Bremer Reihe 19 (Hamburg-Mitte, St. Georg)


Verhaftet 1938 und 1942
KZ Fuhlsbüttel
KZ Auschwitz
Todesmarsch
ermordet 08.05.194

Weitere Stolpersteine in Bremer Reihe 19:
Siegfried Meyer

Siegfried Adolf Meyer, geb. 16.3.1895 in Hamburg, gestorben am 15.3.1939 im KZ Sachsenhausen
Harald Günther Meyer, geb. 29.7.1923 in Hamburg, 1944 deportiert nach Auschwitz, Februar 1945 KZ Buchenwald, verschollen

letzte Wohnadresse: Bremer Reihe 19

Siegfried Meyer war der Sohn von Hirsch und Elise Meyer, geb. Masse, und besuchte als Junge bis zur Reifeprüfung die jüdische Talmud Tora Realschule im Hamburger Grindelviertel. Nach der Schulentlassung absolvierte er eine kaufmännische Lehre bei der Firma Siegfried Freundlich in Hamburg, woraufhin er als Angestellter in die Zigarrenbranche einstieg. Seine Berufstätigkeit wurde unterbrochen durch seine Einberufung zum Kriegsdienst im Juni 1915.

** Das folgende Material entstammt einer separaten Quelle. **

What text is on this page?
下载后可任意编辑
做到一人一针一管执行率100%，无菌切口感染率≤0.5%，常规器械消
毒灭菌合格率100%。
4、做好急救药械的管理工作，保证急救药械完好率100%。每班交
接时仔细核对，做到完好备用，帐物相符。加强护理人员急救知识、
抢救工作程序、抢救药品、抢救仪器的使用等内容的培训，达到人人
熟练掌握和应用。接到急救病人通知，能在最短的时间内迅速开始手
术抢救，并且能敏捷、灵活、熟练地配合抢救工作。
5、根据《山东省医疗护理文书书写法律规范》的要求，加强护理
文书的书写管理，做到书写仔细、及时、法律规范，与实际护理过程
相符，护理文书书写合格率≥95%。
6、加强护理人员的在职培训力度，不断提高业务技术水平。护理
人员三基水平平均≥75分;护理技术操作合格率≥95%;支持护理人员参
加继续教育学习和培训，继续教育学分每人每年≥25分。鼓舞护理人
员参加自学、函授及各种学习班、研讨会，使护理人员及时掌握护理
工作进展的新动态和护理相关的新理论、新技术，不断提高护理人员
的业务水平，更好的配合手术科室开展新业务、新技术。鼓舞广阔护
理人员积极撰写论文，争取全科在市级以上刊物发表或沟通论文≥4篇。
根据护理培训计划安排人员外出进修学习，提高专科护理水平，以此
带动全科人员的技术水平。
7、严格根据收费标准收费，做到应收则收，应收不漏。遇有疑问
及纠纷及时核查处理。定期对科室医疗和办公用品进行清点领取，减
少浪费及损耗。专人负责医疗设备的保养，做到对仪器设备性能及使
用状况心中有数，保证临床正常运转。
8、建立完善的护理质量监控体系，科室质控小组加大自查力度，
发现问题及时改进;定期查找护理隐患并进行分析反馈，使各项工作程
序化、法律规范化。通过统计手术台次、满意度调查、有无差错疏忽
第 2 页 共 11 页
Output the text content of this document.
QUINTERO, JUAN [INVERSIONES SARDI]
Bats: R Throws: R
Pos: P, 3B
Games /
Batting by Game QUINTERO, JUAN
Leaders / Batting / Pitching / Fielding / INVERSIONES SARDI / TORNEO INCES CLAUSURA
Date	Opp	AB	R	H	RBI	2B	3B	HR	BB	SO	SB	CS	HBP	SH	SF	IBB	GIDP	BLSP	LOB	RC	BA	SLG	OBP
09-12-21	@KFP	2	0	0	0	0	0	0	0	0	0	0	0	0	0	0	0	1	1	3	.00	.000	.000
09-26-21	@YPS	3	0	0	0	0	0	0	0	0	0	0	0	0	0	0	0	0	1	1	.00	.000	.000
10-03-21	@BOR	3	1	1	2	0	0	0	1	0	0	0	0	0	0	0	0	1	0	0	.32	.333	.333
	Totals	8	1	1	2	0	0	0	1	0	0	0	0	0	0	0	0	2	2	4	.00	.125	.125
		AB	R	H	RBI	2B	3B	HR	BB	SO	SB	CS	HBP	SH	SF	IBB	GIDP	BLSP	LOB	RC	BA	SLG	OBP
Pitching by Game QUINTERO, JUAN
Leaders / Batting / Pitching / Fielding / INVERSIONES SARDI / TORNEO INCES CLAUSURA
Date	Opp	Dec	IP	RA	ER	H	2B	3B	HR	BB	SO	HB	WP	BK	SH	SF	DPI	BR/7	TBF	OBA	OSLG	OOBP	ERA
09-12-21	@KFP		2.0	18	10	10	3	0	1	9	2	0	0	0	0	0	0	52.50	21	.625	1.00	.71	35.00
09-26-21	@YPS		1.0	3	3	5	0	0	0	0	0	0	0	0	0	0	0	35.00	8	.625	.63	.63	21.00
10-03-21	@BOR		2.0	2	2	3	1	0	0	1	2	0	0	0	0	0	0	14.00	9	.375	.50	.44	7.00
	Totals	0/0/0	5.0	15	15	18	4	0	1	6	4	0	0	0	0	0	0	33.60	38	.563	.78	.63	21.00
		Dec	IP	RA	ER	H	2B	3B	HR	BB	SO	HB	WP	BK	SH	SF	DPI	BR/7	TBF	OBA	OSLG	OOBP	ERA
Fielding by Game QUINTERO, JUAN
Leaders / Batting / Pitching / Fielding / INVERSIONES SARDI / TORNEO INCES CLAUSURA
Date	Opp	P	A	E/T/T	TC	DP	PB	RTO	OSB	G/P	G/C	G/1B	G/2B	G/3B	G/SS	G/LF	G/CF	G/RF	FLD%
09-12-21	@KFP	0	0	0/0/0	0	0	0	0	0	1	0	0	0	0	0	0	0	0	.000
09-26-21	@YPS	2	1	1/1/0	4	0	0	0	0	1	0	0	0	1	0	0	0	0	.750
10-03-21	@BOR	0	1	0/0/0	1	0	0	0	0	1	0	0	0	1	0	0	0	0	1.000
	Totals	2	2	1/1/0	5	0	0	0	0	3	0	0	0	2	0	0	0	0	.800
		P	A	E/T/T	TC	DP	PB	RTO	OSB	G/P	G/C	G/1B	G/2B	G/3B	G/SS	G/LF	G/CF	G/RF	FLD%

Nach dem Krieg wurde er u. a. Angestellter bei der Firma Karl Aksendorf, um sich schließlich 1932 als Generalvertreter für mehrere große Zigarrenimportfirmen selbständig zu machen. Im Jahr 1922 heiratete er seine nichtjüdische Ehefrau Martha, geb. Stapelfeldt, die nach der Heirat offenbar in die Jüdische Gemeinde in Hamburg eintrat und mit der er die am 29. Juli 1923 geborenen Zwillinge Harald und Heinz hatte. Die Familie wohnte seit mindestens 1930 in der Bremer Reihe, aber auch schon vorher lebte sie in St. Georg in der Straße Beim Strohhause.

Siegfried Meyer wurde seine Berufstätigkeit als Generalvertreter am 1. September 1938 von den NS-Behörden untersagt. Einen Tag nach der Pogromnacht im November desselben Jahres wurde er verhaftet und ins KZ Sachsenhausen verschleppt. Nach nur wenigen Wochen KZ-Haft erlitt er einen Nervenzusammenbruch und kam ins Krankenrevier des Lagers. Seine Frau Martha besorgte noch im Jahr 1938 für 2000 RM vier Schiffskarten für die Familie, um nach Schanghai auszureisen.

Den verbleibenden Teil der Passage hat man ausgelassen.